U.S. Stocks: The Increase Depends on the Reason for Interest Rate Cuts
Historical data: The S&P 500 often shows positive returns 12-24 months after a rate cut.
Sector Rotation:
Strong economy + slight interest rate cut → cyclical sectors (financial, industrial) lead the rally
Weak economy + significant interest rate cuts → defensive sectors (healthcare, consumer staples) perform best
Small-cap stock advantage: After a 50 basis point rate cut, the Russell 2000 rose an average of 5.6% over 3 months.
Gold: The Stable Winner in the Rate Cut Cycle
Historical performance: Average increase of 32% two years after interest rate cuts, with all three cycles yielding positive returns.
Features of this round:
· Increased by 41% in a year, surpassing historical同期
· Central bank significantly increases holdings (de-dollarization)
· Geopolitical risks and inflation expectations support gold prices
Bonds: Limited Downside for Yields
Historical decline: 10-year U.S. Treasury yield decreased by 130-170 basis points
Current situation: 94 basis points have been cut, or there is still a space of 35-75 basis points.
The significance for risk assets: A rapid decline in yields may trigger a risk-averse sentiment, which is unfavorable for risk assets such as Bitcoin.
Conclusion: The liquidity gate will open, the key is the rhythm
Bitcoin: Highly likely to enter the "rational prosperity" stage, steadily rising rather than experiencing a crazy surge.
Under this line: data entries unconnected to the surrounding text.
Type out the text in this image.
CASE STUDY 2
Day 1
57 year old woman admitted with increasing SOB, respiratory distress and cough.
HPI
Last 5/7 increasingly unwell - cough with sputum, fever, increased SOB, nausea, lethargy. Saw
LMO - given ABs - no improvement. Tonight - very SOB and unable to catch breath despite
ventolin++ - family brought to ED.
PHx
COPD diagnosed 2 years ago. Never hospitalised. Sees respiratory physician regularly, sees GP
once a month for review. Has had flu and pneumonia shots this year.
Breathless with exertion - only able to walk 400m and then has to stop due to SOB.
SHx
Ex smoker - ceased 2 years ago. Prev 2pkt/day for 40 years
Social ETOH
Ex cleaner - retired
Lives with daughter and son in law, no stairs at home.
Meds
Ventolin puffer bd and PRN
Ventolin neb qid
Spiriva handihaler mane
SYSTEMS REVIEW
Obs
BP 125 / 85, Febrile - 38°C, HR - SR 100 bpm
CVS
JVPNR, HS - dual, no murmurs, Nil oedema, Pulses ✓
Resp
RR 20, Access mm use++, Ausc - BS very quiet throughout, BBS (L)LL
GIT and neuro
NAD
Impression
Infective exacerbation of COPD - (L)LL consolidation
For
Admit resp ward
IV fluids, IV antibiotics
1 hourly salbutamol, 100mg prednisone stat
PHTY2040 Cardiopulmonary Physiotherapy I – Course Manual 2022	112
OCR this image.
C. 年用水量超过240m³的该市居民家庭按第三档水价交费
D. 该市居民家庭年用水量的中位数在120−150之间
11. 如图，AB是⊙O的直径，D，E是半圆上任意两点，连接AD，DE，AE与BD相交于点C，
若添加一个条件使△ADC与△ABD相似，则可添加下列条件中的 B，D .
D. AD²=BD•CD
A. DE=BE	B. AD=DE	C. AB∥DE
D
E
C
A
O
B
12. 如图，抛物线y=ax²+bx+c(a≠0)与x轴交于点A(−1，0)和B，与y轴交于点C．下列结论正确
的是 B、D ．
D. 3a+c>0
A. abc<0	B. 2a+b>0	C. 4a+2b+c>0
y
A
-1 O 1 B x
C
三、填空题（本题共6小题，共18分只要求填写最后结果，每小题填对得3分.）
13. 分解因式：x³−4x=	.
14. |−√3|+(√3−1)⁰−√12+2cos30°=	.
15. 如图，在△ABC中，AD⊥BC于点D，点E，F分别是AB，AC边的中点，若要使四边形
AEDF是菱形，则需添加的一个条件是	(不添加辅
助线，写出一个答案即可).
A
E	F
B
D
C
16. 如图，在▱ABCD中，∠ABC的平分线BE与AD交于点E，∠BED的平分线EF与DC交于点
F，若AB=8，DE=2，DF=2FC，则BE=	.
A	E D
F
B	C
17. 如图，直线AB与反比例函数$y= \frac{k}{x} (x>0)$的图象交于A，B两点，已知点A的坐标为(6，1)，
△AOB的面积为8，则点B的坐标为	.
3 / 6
U.S. stocks: Need to observe the reasons for interest rate cuts and sector rotation, small-cap stocks may benefit more.
Gold: Still has allocation value, but may enter consolidation in the short term.
Bonds: The room for yield decline is limited, more as an anchor for funding costs.
History rhymes but does not repeat, the interest rate cut cycle in 2025 may not replicate the madness of 2020, but for most assets, a recovery in liquidity is still a positive sign. Investors should allocate cryptocurrencies, stocks, gold, and bonds wisely according to their own risk tolerance, to welcome the potential arrival of a "rational bull run."